Там на полу стояло большое корыто, в котором плескалась на дне та же зеленая жидкость. Очевидно, оно должно было служить удобным диваном для почетных гостей. На небольшом возвышении рядом стояло корыто поменьше. В нем, сталкиваясь и наползая друг на друга, грудой копошились раки, головастики, крупные водяные пауки и проворные, размером всего с кулачок, осьминоги.
К горлу девочки подступила тошнота, она резко повернулась, чтобы выскочить из каморки, но дверь загораживала туша Глупуса, уставившегося на нее преданными круглыми глазами.
И тут раздалась отрывистая дробь барабана, неведомая сила подняла Глупуса вверх, пронесла над Аленой и вдавила в корытце с омерзительной снедью, исчезнувшее под его туловищем.
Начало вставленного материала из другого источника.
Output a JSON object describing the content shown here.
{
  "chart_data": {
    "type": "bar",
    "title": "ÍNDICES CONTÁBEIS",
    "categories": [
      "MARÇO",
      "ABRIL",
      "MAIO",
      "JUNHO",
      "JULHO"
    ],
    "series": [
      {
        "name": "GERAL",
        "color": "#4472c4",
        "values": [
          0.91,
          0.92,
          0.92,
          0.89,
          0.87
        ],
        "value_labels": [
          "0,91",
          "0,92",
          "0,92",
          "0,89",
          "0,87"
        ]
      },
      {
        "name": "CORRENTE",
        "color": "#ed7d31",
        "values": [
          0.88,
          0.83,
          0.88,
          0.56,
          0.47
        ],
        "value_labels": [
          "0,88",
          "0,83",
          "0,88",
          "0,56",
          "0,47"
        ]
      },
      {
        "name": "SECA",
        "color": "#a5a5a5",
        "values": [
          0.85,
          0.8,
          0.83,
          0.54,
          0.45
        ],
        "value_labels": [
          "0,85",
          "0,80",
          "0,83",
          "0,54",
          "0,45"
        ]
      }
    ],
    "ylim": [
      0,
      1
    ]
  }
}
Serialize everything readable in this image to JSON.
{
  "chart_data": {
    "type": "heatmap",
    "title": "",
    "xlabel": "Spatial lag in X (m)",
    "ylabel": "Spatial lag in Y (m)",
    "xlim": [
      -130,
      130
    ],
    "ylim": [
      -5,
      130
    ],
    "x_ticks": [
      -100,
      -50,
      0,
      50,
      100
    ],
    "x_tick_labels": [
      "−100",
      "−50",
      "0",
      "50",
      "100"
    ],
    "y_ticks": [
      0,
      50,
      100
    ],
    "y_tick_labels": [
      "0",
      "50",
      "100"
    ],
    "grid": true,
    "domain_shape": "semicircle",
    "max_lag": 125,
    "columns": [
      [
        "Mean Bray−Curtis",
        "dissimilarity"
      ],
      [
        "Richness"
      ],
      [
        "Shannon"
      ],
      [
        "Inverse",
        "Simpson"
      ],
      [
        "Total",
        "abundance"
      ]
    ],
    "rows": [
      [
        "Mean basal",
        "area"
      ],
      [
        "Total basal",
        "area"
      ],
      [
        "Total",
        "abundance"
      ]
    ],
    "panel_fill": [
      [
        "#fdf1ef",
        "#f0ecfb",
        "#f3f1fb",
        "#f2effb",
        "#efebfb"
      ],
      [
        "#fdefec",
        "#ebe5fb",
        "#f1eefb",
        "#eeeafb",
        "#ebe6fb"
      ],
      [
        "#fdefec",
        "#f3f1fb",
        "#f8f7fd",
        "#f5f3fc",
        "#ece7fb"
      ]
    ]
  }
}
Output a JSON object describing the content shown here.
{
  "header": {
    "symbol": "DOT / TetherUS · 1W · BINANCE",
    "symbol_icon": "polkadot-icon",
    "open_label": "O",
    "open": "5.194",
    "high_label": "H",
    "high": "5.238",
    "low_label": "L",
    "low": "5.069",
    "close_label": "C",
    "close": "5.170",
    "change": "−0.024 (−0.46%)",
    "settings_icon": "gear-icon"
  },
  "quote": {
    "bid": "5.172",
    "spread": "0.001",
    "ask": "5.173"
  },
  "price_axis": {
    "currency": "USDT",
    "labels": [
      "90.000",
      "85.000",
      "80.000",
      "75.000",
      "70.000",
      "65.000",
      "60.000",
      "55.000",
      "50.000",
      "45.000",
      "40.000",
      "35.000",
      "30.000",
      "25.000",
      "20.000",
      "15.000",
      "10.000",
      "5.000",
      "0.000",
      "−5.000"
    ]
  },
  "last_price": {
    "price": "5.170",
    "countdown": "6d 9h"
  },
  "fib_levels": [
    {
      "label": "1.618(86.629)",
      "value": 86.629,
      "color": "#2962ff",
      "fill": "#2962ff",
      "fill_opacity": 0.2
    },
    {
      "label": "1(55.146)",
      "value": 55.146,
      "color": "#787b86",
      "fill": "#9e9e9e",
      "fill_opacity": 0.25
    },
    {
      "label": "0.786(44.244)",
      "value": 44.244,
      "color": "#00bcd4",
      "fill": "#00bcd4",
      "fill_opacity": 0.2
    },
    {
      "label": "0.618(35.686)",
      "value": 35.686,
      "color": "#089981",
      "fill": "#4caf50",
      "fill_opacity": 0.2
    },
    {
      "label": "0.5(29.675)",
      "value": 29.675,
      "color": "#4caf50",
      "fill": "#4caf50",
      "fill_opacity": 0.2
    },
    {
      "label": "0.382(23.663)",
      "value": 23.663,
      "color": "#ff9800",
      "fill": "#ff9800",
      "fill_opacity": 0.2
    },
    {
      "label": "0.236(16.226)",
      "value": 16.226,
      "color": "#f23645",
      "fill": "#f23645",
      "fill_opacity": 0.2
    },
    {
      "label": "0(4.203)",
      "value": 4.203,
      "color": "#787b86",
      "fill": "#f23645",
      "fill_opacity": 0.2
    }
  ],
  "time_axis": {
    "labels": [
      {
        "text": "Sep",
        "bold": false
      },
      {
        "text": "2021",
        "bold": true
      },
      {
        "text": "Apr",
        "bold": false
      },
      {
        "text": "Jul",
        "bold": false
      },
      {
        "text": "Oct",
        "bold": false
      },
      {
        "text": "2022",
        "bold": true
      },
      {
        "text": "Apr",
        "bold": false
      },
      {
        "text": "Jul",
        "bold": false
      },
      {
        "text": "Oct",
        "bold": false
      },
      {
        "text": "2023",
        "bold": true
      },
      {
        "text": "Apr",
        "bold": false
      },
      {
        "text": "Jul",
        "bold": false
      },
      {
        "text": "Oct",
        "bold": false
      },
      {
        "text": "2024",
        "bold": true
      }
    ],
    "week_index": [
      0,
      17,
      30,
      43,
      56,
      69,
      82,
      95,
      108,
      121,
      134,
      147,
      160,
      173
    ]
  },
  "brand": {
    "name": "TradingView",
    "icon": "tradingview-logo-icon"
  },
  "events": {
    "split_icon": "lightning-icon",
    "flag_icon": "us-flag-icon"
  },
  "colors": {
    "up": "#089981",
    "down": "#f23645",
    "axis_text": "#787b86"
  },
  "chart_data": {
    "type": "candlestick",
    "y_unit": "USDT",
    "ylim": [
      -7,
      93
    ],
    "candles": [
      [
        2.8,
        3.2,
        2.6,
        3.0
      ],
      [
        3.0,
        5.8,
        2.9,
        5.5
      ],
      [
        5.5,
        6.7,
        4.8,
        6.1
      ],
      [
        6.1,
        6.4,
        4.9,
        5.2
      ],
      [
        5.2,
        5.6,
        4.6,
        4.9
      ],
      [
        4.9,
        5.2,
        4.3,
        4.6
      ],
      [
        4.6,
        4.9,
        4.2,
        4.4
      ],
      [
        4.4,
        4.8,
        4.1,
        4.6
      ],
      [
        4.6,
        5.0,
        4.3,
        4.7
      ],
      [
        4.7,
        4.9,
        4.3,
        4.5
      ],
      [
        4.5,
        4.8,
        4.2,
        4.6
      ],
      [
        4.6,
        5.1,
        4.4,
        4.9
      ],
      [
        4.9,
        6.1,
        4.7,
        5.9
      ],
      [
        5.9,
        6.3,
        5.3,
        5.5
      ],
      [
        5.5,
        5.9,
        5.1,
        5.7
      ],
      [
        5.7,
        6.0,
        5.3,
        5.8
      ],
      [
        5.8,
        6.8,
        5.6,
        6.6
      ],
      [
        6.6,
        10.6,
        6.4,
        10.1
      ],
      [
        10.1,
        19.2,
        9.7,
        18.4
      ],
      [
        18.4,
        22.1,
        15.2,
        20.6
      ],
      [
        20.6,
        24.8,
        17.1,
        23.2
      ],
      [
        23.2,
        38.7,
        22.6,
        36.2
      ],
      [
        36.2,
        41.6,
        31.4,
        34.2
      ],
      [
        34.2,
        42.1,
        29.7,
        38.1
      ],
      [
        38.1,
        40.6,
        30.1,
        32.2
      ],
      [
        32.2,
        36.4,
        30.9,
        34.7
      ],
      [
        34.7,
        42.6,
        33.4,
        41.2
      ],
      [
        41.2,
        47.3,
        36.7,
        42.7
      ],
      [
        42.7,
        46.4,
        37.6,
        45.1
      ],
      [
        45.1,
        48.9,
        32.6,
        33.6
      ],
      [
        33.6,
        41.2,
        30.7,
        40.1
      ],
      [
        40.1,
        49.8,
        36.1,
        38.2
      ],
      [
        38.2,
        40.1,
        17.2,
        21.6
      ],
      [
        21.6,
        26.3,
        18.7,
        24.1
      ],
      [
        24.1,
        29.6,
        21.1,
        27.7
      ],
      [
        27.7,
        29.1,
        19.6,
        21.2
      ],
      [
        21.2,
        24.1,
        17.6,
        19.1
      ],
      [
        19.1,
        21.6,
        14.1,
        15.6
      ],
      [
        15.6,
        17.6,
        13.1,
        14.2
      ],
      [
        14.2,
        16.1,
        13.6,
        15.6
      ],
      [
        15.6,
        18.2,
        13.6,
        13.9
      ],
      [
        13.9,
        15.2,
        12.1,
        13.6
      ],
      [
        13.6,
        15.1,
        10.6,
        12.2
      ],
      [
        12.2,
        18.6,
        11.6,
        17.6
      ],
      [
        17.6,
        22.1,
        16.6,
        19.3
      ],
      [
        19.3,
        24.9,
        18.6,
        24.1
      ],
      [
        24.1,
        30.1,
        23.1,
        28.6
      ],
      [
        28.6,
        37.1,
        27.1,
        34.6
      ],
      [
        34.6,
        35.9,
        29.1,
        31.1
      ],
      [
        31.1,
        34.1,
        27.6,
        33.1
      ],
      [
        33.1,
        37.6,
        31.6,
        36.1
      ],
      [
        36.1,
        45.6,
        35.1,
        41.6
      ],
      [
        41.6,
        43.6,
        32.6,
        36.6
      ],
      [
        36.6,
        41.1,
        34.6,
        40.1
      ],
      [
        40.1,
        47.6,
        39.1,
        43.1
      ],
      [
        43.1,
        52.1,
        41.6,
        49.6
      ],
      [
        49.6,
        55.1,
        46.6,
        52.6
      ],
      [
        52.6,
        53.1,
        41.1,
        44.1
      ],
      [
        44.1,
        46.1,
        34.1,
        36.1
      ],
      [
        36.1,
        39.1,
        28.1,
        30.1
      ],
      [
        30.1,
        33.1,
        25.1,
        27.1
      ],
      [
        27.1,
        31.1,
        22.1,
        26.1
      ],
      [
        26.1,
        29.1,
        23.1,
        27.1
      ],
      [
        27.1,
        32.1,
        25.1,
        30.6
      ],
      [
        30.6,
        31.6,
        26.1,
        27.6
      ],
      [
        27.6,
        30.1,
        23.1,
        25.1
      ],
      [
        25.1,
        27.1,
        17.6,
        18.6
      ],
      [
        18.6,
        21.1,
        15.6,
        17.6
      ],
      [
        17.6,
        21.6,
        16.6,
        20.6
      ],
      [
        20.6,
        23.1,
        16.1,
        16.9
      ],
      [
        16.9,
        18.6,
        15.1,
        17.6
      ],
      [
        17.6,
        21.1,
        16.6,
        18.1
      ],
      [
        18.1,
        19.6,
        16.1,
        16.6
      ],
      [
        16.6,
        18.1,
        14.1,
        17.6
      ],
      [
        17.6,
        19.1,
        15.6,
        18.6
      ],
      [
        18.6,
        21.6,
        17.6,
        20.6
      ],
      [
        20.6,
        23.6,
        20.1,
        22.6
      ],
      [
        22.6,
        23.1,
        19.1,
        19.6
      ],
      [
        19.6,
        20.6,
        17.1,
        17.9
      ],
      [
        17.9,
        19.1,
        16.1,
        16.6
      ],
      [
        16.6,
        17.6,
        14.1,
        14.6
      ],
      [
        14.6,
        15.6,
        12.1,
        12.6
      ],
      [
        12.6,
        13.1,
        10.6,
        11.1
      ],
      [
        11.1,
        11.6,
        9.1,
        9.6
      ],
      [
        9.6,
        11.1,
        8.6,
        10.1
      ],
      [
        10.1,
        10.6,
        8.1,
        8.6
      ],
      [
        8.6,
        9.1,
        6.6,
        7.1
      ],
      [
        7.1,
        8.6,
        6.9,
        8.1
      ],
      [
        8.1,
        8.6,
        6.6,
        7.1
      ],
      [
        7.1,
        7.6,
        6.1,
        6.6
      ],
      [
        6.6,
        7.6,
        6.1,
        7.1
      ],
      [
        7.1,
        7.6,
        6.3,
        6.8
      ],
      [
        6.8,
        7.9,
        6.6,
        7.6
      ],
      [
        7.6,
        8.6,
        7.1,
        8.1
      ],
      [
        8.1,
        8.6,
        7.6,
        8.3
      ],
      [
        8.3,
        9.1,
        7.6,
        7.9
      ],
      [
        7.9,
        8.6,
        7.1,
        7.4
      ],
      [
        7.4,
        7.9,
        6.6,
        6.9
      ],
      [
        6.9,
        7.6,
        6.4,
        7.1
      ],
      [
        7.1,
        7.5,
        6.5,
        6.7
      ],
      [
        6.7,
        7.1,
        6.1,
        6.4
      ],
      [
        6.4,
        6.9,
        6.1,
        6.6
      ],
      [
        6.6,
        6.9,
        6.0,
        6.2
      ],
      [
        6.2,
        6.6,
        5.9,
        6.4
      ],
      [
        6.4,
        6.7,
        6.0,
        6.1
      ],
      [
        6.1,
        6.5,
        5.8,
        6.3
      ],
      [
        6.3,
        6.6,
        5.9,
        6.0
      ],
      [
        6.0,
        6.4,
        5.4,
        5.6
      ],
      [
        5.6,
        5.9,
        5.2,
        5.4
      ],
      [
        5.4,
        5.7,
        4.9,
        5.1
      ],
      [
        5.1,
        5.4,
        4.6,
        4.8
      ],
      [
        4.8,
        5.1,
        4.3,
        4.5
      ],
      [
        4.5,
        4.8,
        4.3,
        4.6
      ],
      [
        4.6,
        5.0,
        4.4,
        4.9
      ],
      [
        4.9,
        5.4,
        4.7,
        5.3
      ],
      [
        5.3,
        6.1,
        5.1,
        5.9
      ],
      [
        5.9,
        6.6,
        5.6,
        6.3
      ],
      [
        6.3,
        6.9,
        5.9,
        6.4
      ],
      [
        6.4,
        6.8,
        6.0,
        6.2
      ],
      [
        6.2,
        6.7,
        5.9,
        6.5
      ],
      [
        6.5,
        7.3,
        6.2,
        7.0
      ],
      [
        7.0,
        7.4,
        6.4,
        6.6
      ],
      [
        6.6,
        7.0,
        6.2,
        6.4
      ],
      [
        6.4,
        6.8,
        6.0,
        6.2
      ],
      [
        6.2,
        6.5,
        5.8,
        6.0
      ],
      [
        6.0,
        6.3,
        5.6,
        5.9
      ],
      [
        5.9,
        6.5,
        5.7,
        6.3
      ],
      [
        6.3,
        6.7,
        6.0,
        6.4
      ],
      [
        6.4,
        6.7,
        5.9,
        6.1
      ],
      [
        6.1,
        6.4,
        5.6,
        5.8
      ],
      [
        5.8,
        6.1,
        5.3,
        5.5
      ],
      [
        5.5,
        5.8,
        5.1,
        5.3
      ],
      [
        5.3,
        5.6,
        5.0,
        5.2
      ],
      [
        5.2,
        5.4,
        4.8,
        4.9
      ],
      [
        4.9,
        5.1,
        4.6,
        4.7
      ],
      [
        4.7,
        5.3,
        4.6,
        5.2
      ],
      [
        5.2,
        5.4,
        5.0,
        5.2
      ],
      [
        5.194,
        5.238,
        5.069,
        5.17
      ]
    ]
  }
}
Девочка выскочила из каморки и застыла на месте. Исчезли ванна, клетка, лампочка на облезлом шнуре и смрадный запах болота. Круглый зал был устлан пушистым белым ковром. Вверху сияла и позванивала многоцветная люстра, а в двух шагах перед Аленкой, протягивая к ней руки и улыбаясь, стоял маленький, чуть повыше ее самой, человечек. На нем был серый плащ до пят, вышитый голубыми драконами. Серебристый, сверкающий до боли в глазах капюшон человечек откинул на спину, и темные кудри рассыпались по плечам, обрамляя его доброе приветливое лицо.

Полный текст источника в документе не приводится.